The celebration in the Latin rite is authorised by the Motu Proprio Summorum Pontificum issued by Pope Benedict XVI's on July 7, 2007, which extended to the whole Church the Motu proprio of Pope John Paul II, issued for Ecclesia Dei in 1988, which allows individual bishops to choose places where the Latin Mass can be celebrated.
"In my experience, the young who attend the TLM find that it challenges them to delve more deeply into the Catholic faith. The young like to be challenged after all," said Catholic blogger Carlos Antonio Palad. Latin does not stop those who do not speak the language because the latter was “part of the lives of Filipino Catholics for 450 years. Even when the Mass was still in Latin, Filipinos attended assiduously”.

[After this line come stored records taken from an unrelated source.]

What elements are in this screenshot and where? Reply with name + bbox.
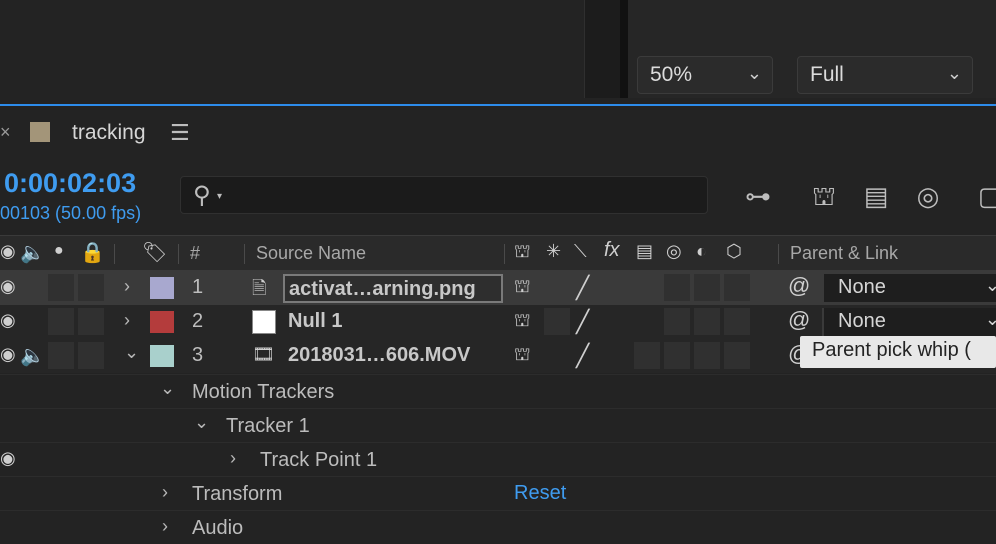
chevron-right-icon[interactable]: › [162, 516, 168, 537]
viewer-area [0, 0, 584, 98]
layer-name[interactable]: Null 1 [288, 310, 342, 333]
quality-switch-icon[interactable]: ╱ [576, 309, 589, 335]
column-number: # [190, 243, 201, 263]
comp-color-swatch [30, 122, 50, 142]
property-group-row[interactable]: ◉ › Track Point 1 [0, 442, 996, 476]
column-parent-link: Parent & Link [790, 243, 899, 263]
layer-row[interactable]: ◉ › 1 🗎 activat…arning.png ⛫ ╱ @ None ⌄ [0, 271, 996, 305]
chevron-right-icon[interactable]: › [124, 310, 130, 331]
shy-switch-icon[interactable]: ⛫ [514, 344, 531, 368]
property-label: Track Point 1 [260, 449, 378, 471]
shy-layers-icon[interactable]: ⛫ [804, 176, 844, 216]
composition-navigator-icon[interactable]: ⊶ [738, 176, 778, 216]
parent-pick-whip-icon[interactable]: @ [788, 307, 810, 333]
layer-row[interactable]: ◉ › 2 Null 1 ⛫ ╱ @ None ⌄ [0, 305, 996, 339]
motion-blur-switch-icon: ◎ [666, 241, 682, 261]
eye-icon[interactable]: ◉ [0, 310, 16, 331]
layer-name[interactable]: 2018031…606.MOV [288, 344, 470, 367]
chevron-right-icon[interactable]: › [230, 448, 236, 469]
layer-number: 1 [192, 276, 204, 298]
lock-icon[interactable]: 🔒 [80, 240, 105, 265]
graph-editor-icon[interactable]: ▢ [970, 176, 996, 216]
chevron-down-icon[interactable]: ⌄ [194, 412, 209, 433]
effects-switch-icon: fx [604, 239, 620, 261]
reset-link[interactable]: Reset [514, 482, 566, 505]
zoom-value: 50% [650, 63, 693, 86]
viewer-controls: 50% ⌄ Full ⌄ [628, 0, 996, 98]
frame-info: 00103 (50.00 fps) [0, 203, 142, 223]
chevron-down-icon: ▾ [217, 191, 223, 202]
property-label: Tracker 1 [226, 415, 310, 437]
chevron-down-icon: ⌄ [746, 63, 762, 83]
shy-switch-icon: ⛫ [514, 241, 531, 261]
close-icon[interactable]: × [0, 122, 11, 143]
timeline-panel-header: × tracking ☰ [0, 106, 996, 162]
null-object-icon [252, 310, 276, 334]
column-source-name[interactable]: Source Name [256, 243, 366, 264]
label-color-swatch[interactable] [150, 345, 174, 367]
property-label: Audio [192, 517, 244, 539]
layer-column-header: ◉ 🔈 ● 🔒 🏷 # Source Name ⛫ ✳ ⟍ fx ▤ ◎ ◐ ⬡… [0, 235, 996, 271]
property-group-row[interactable]: ⌄ Tracker 1 [0, 408, 996, 442]
adjustment-layer-icon: ◐ [696, 241, 707, 261]
quality-switch-icon[interactable]: ╱ [576, 343, 589, 369]
eye-icon[interactable]: ◉ [0, 448, 16, 469]
tab-tracking[interactable]: tracking [72, 121, 146, 145]
chevron-down-icon: ⌄ [984, 275, 996, 295]
property-label: Motion Trackers [192, 381, 335, 403]
shy-switch-icon[interactable]: ⛫ [514, 276, 531, 300]
eye-icon[interactable]: ◉ [0, 344, 16, 365]
label-color-swatch[interactable] [150, 277, 174, 299]
resolution-dropdown[interactable]: Full ⌄ [797, 56, 973, 94]
resolution-value: Full [810, 63, 844, 86]
layer-number: 2 [192, 310, 204, 332]
chevron-down-icon[interactable]: ⌄ [160, 378, 175, 399]
viewer-scroll-area [584, 0, 620, 98]
shy-switch-icon[interactable]: ⛫ [514, 310, 531, 334]
collapse-switch-icon: ✳ [546, 241, 562, 261]
layer-name-field[interactable]: activat…arning.png [283, 274, 503, 303]
audio-icon[interactable]: 🔈 [20, 343, 45, 368]
property-group-row[interactable]: ⌄ Motion Trackers [0, 374, 996, 408]
quality-switch-icon[interactable]: ╱ [576, 275, 589, 301]
parent-value: None [838, 276, 886, 298]
panel-menu-icon[interactable]: ☰ [170, 120, 190, 146]
motion-blur-icon[interactable]: ◎ [908, 176, 948, 216]
eye-icon[interactable]: ◉ [0, 276, 16, 297]
panel-divider[interactable] [620, 0, 628, 98]
chevron-down-icon: ⌄ [984, 309, 996, 329]
parent-dropdown[interactable]: None ⌄ [822, 308, 996, 336]
property-group-row[interactable]: › Audio [0, 510, 996, 544]
zoom-dropdown[interactable]: 50% ⌄ [637, 56, 773, 94]
layer-number: 3 [192, 344, 204, 366]
parent-pick-whip-icon[interactable]: @ [788, 273, 810, 299]
property-group-row[interactable]: › Transform Reset [0, 476, 996, 510]
eye-icon[interactable]: ◉ [0, 241, 16, 262]
frame-blend-switch-icon: ▤ [636, 241, 654, 261]
property-label: Transform [192, 483, 283, 505]
chevron-down-icon[interactable]: ⌄ [124, 342, 139, 363]
chevron-down-icon: ⌄ [946, 63, 962, 83]
tooltip: Parent pick whip ( [800, 336, 996, 368]
frame-blending-icon[interactable]: ▤ [856, 176, 896, 216]
3d-layer-icon: ⬡ [726, 241, 742, 261]
label-tag-icon[interactable]: 🏷 [142, 240, 167, 265]
current-time-display[interactable]: 0:00:02:03 [4, 168, 136, 199]
image-file-icon: 🗎 [252, 278, 267, 298]
label-color-swatch[interactable] [150, 311, 174, 333]
quality-switch-icon: ⟍ [574, 241, 587, 261]
chevron-right-icon[interactable]: › [162, 482, 168, 503]
layer-name: activat…arning.png [289, 278, 476, 300]
parent-dropdown[interactable]: None ⌄ [822, 274, 996, 302]
chevron-right-icon[interactable]: › [124, 276, 130, 297]
layer-search-input[interactable]: ⚲ ▾ [180, 176, 708, 214]
solo-icon[interactable]: ● [54, 242, 64, 260]
audio-icon[interactable]: 🔈 [20, 240, 45, 265]
parent-value: None [838, 310, 886, 332]
search-icon: ⚲ [193, 182, 211, 209]
video-file-icon: 🎞 [252, 344, 275, 364]
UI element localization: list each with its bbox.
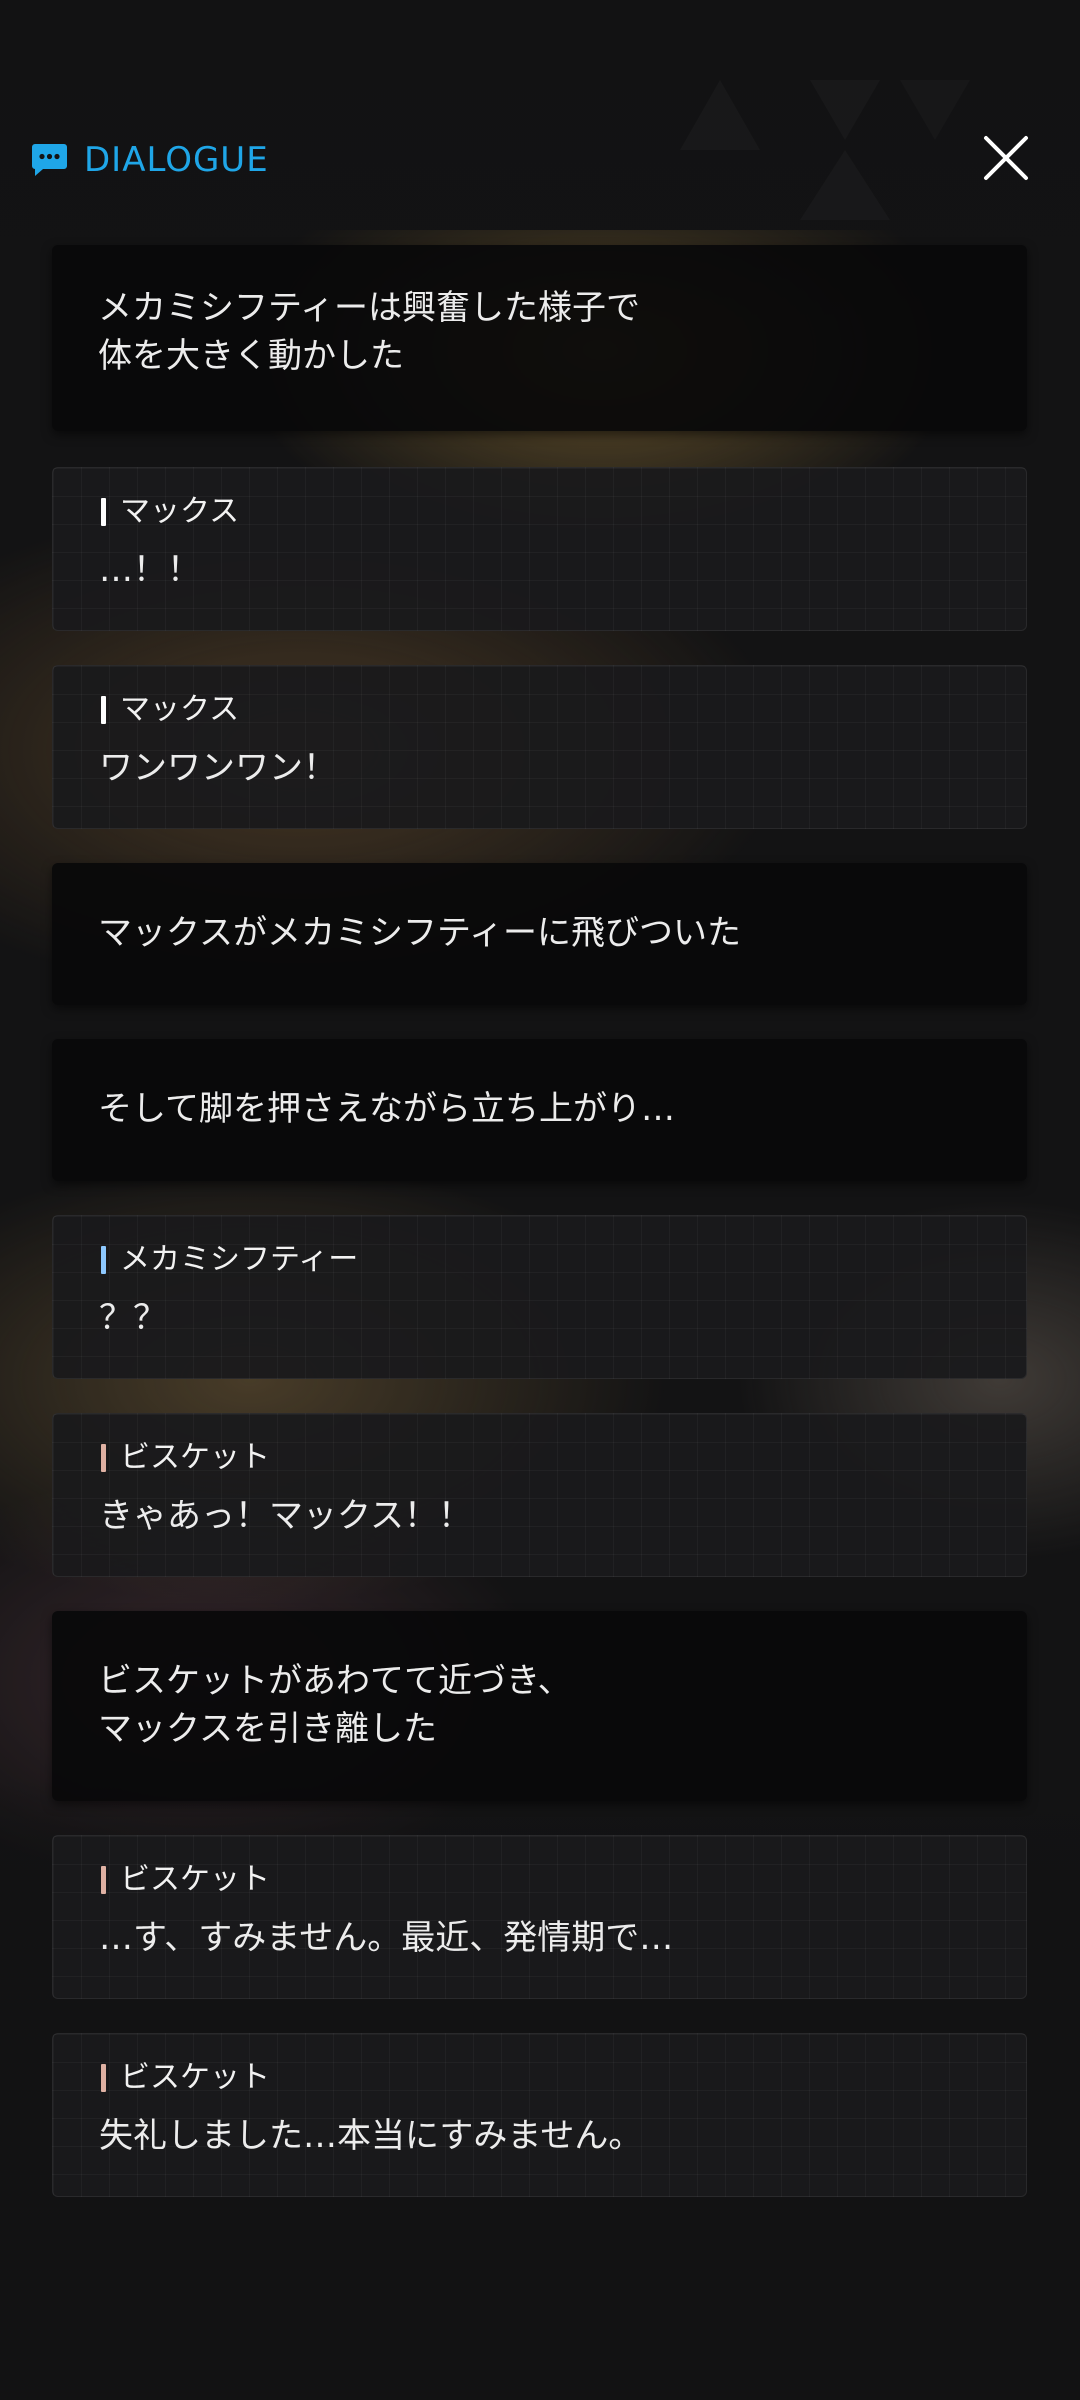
speech-entry: ビスケット …す、すみません。最近、発情期で… [52,1835,1027,1999]
speech-entry: ビスケット きゃあっ！マックス！！ [52,1413,1027,1577]
speech-entry: ビスケット 失礼しました…本当にすみません。 [52,2033,1027,2197]
close-icon[interactable] [978,130,1034,186]
narration-text: ビスケットがあわてて近づき、 マックスを引き離した [98,1661,572,1749]
speech-text: …す、すみません。最近、発情期で… [99,1918,674,1958]
speaker-color-bar [101,1246,106,1274]
speaker-name: マックス [120,692,240,727]
speaker-color-bar [101,498,106,526]
dialogue-log-screen: DIALOGUE メカミシフティーは興奮した様子で 体を大きく動かした マックス… [0,0,1080,2400]
speech-entry: マックス ワンワンワン！ [52,665,1027,829]
narration-text: マックスがメカミシフティーに飛びついた [98,913,741,953]
speech-text: 失礼しました…本当にすみません。 [99,2116,643,2156]
speaker-color-bar [101,696,106,724]
speaker-name: ビスケット [120,1440,270,1475]
narration-entry: メカミシフティーは興奮した様子で 体を大きく動かした [52,245,1027,431]
speech-text: きゃあっ！マックス！！ [99,1496,472,1536]
speech-text: …！！ [99,550,201,590]
speaker-label: マックス [101,692,239,728]
speaker-color-bar [101,2064,106,2092]
narration-text: メカミシフティーは興奮した様子で 体を大きく動かした [98,288,640,376]
speaker-label: ビスケット [101,1440,270,1476]
speaker-color-bar [101,1866,106,1894]
speech-text: ワンワンワン！ [99,748,337,788]
narration-text: そして脚を押さえながら立ち上がり… [98,1089,675,1129]
speaker-label: ビスケット [101,1862,270,1898]
chat-bubble-icon [32,144,67,176]
speaker-name: ビスケット [120,1862,270,1897]
speaker-label: メカミシフティー [101,1242,358,1278]
speaker-label: ビスケット [101,2060,270,2096]
speech-entry: メカミシフティー ？？ [52,1215,1027,1379]
speaker-name: マックス [120,494,240,529]
speech-text: ？？ [99,1298,167,1338]
page-title: DIALOGUE [84,140,269,180]
dialogue-header: DIALOGUE [0,120,1080,200]
speech-entry: マックス …！！ [52,467,1027,631]
narration-entry: ビスケットがあわてて近づき、 マックスを引き離した [52,1611,1027,1801]
speaker-name: メカミシフティー [120,1242,359,1277]
speaker-name: ビスケット [120,2060,270,2095]
speaker-label: マックス [101,494,239,530]
narration-entry: マックスがメカミシフティーに飛びついた [52,863,1027,1005]
speaker-color-bar [101,1444,106,1472]
narration-entry: そして脚を押さえながら立ち上がり… [52,1039,1027,1181]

Palad, who is part of the Defensores Fidei Foundation, said the worshipper finds in the TLM "a form of worship where the Church does not try to get along with the times." He added that with Latin, there is only "worship and the Catholic faith, without attempts to make it more 'fashionable' or more acceptable to modern tastes."
Palad said TLM attendance in the Philippines has been growing through the years since the Summorum Pontificum came into force.
"When the Summorum Pontificum was promulgated in 2007, there were only three places in the Philippines that had the TLM with the bishops' permission. Today there are 14 places with every Sunday Mass plus some other places with monthly or weekday Masses," he explained. He added that those who come are mostly "very young and enthusiastic."
Dean Louis Bascon, a 25-year old teacher at the Paco Catholic School, plans to travel to Cebu to attend this once in a lifetime celebration. He says he is drawn to the TLM because of "the sense of reverence, the sense that something great is really happening right in front of me, what people actually call the sense of the sacred, the very clear feeling that you are encountering the Lord Himself."